Jakarta detik - Bripka Seladi, anggota Polantas Polres Malang Kota memilih bekerja sebagai pemulung sebagai pekerjaan sampingan untuk memenuhi kebutuhan hidup keluarganya. Ia menegaskan tidak pernah menerima suap sepeser pun selama 16 tahun bekerja sebagai anggota Polri.

"Saya belum pernah 16 tahun menerima suap, baik makanan, uang atau apa pun. Saya lebih memilih jadi pemulung karena mudah kerjanya," ujar Bripka Seladi yang diboyong ke Gedung DPR, Senayan, Jakarta, Senin (23/5/2016).

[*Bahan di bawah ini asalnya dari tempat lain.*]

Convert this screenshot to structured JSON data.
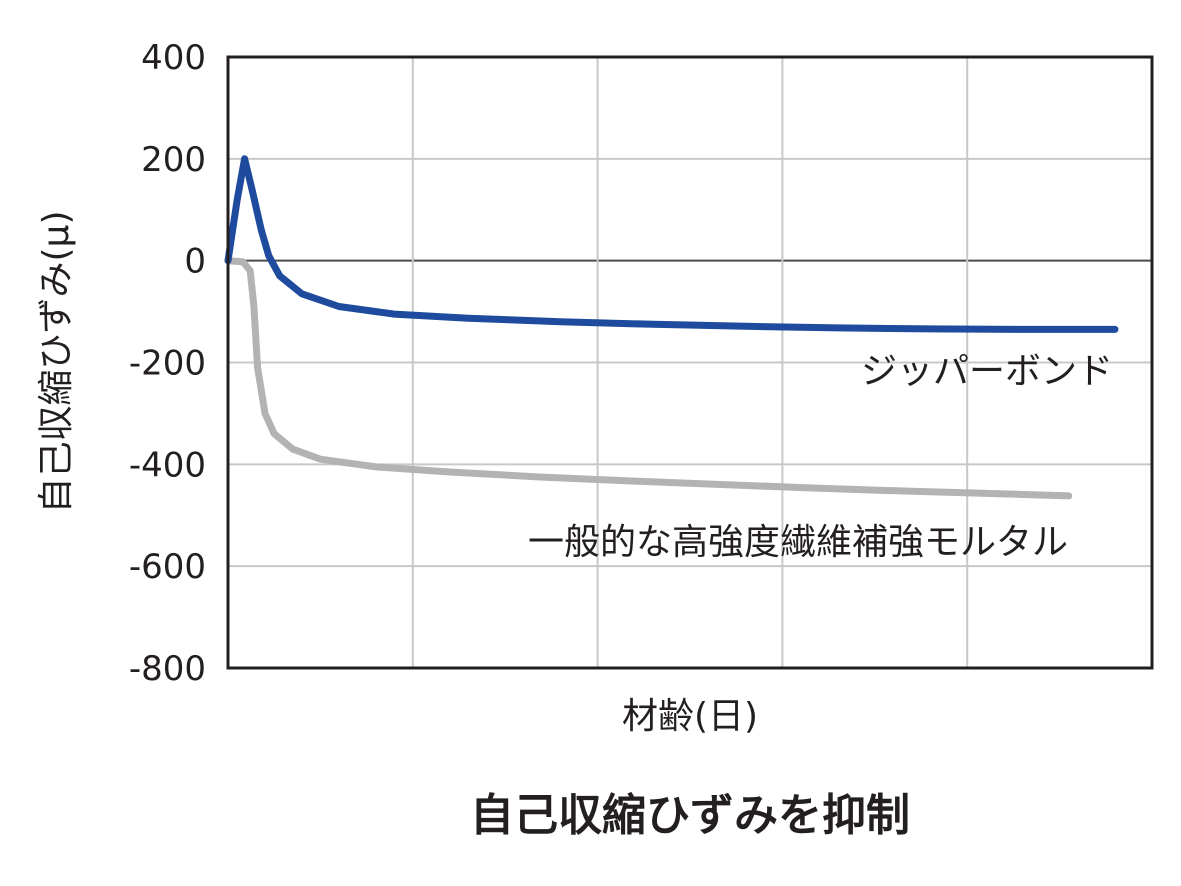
{
  "chart_data": {
    "type": "line",
    "xlabel": "材齢(日)",
    "ylabel": "自己収縮ひずみ(μ)",
    "caption": "自己収縮ひずみを抑制",
    "ylim": [
      -800,
      400
    ],
    "yticks": [
      400,
      200,
      0,
      -200,
      -400,
      -600,
      -800
    ],
    "ytick_labels": [
      "400",
      "200",
      "0",
      "-200",
      "-400",
      "-600",
      "-800"
    ],
    "xlim": [
      0,
      5
    ],
    "x_gridlines": [
      1,
      2,
      3,
      4
    ],
    "grid": true,
    "series": [
      {
        "name": "ジッパーボンド",
        "color": "#1f4b9e",
        "points": [
          [
            0.0,
            0
          ],
          [
            0.05,
            120
          ],
          [
            0.09,
            200
          ],
          [
            0.13,
            140
          ],
          [
            0.18,
            60
          ],
          [
            0.22,
            10
          ],
          [
            0.28,
            -30
          ],
          [
            0.4,
            -65
          ],
          [
            0.6,
            -90
          ],
          [
            0.9,
            -105
          ],
          [
            1.3,
            -113
          ],
          [
            1.8,
            -120
          ],
          [
            2.3,
            -125
          ],
          [
            2.8,
            -129
          ],
          [
            3.3,
            -132
          ],
          [
            3.8,
            -134
          ],
          [
            4.3,
            -135
          ],
          [
            4.8,
            -135
          ]
        ]
      },
      {
        "name": "一般的な高強度繊維補強モルタル",
        "color": "#b3b3b3",
        "points": [
          [
            0.0,
            0
          ],
          [
            0.08,
            -2
          ],
          [
            0.12,
            -20
          ],
          [
            0.14,
            -90
          ],
          [
            0.16,
            -210
          ],
          [
            0.2,
            -300
          ],
          [
            0.25,
            -340
          ],
          [
            0.35,
            -370
          ],
          [
            0.5,
            -390
          ],
          [
            0.8,
            -405
          ],
          [
            1.2,
            -415
          ],
          [
            1.7,
            -425
          ],
          [
            2.2,
            -433
          ],
          [
            2.7,
            -440
          ],
          [
            3.2,
            -447
          ],
          [
            3.7,
            -453
          ],
          [
            4.2,
            -458
          ],
          [
            4.55,
            -462
          ]
        ]
      }
    ]
  }
}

Bripka Seladi hari ini diterima oleh Ketua DPR RI Ade Komarudin dan beberapa anggota DPR lainnya untuk mendapatkan piagam penghargaan. Dalam ceritanya, Bripka Seladi menyayangkan perilaku masyarakat yang kurang menghargai nilai kejujuran. Lebih khusus, ia menyoroti praktik suap dalam pembuatan SIM yang marak terjadi di Indonesia.

"Bikin SIM di kota itu mudah, yang bilang susah itu hanya makelar, calo. Sebelum tes saya harus telaten memberikan contoh, biar mereka lolos tanpa embel-embel," tutur dia.



Diceritakan Seladi, di saat ia sudah berusaha jujur masih ada saja diantara masyarakat yang berusaha memberikan uang kepadanya setelah membantu membuat SIM. Padahal baginya, membantu masyarakat adalah pekerjaan yang dijalankannya secara ikhlas.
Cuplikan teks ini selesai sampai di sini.